Há um tempo ele vem pintando camisetas de um forma muito particular, tem um traço homogêneo e tem conseguido boas parcerias para divulgar seu trabalho, lindo por sinal, muito particular. Ele segue pintando o mundo, abraçando a vida, entendendo os tombos, as perdas, se liberando do que não foi, do que não é como ele quer, e desde então, tem sofrido menos, vivido mais. Qualidade de  vida, menos quantidade. As feridas começaram a cicatrizar, e talvez como Frida Kahlo que pintava sua dor colorida, ele começou a encontrar nos seus traços um novo caminho, um novo viés de ser quem se é, sem querer agradar.
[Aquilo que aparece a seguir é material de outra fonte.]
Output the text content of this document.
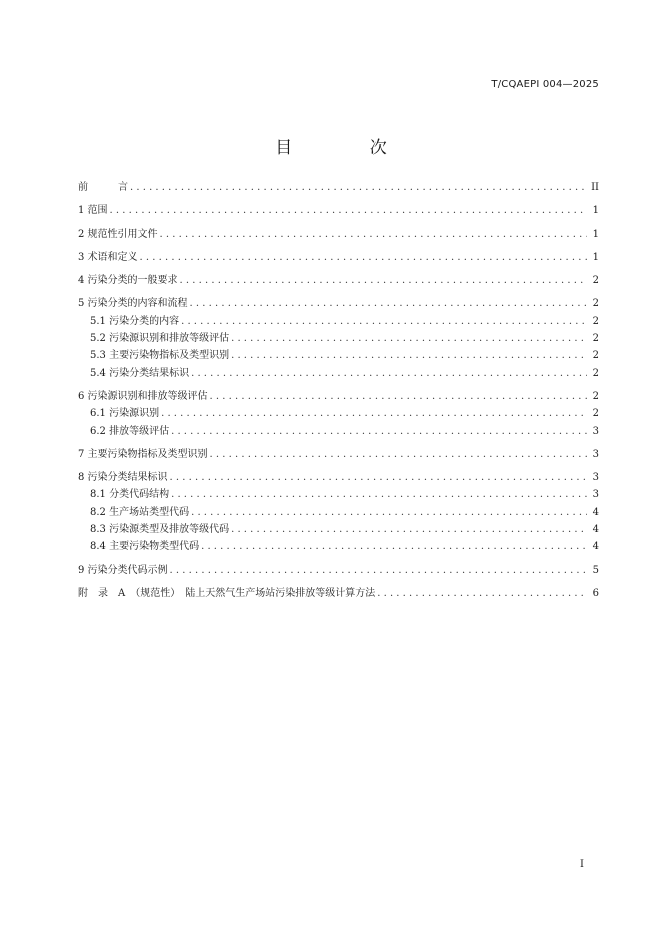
T/CQAEPI 004—2025
目 次
前　　　言 . . .	II
1 范围 . . .	1
2 规范性引用文件 . . .	1
3 术语和定义 . . .	1
4 污染分类的一般要求 . . .	2
5 污染分类的内容和流程 . . .	2
5.1 污染分类的内容 . . .	2
5.2 污染源识别和排放等级评估 . . .	2
5.3 主要污染物指标及类型识别 . . .	2
5.4 污染分类结果标识 . . .	2
6 污染源识别和排放等级评估 . . .	2
6.1 污染源识别 . . .	2
6.2 排放等级评估 . . .	3
7 主要污染物指标及类型识别 . . .	3
8 污染分类结果标识 . . .	3
8.1 分类代码结构 . . .	3
8.2 生产场站类型代码 . . .	4
8.3 污染源类型及排放等级代码 . . .	4
8.4 主要污染物类型代码 . . .	4
9 污染分类代码示例 . . .	5
附　录　A　（规范性）　陆上天然气生产场站污染排放等级计算方法 . . .	6
I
Já escrevi e dirigi peças para ele, infantis, adultas, mas hoje, talvez escrevesse algo infantil, "O menino que pintava o mundo", algo nessa linha... acho que até existe algo com esse nome. Vejo um menino em corpo adulto. Sobre um menino, que de tanto sentir, sentia o mundo diferente. Via cor onde não havia, via poesia onde todos estavam de olhos vendados... um menino especial, diferente, que tinha como maior tesouro o amor de seus pais. Se tudo escurecia ele desenhava como as crianças aprendem: um sol com sorriso largo. Se tudo entristecia, ele misturava suas tintas e "pingava" alegria fazendo um caminho de cores. Vejo esse menino puro nele, guardado numa caixa especial com acesso a poucos, raros. O mais puro amor e afeto ainda permanece intacto. Mesmo ele doado tanto sem nada receber...

Se fosse algo adulto, talvez pegaria as cartas de Van Gogh ao irmão e faria um monólogo a ele, com pouco fala, porque ele tem dificuldade para decorar texto, mas sempre se esforça. Gente do teatro como eu, como o Cleiton e tantos outros, mesmo que viva fora do teatro, só vive para o teatro. Somos infelizes se não vivemos nossa Arte, o nosso ofício, e mesmo fora de cena muitas vezes, buscamos arte nas pequenas coisas, porque ela sempre reverbera em nós. Até o acaso nos inspira, assediamos o desconhecido para fazermos o que viemos ao mundo fazer: ARTE!





"Apesar de tudo, me levantarei novamente: Voltarei ao meu lápis, que abandonei durante meu grande desânimo, e continuarei com meus desenhos."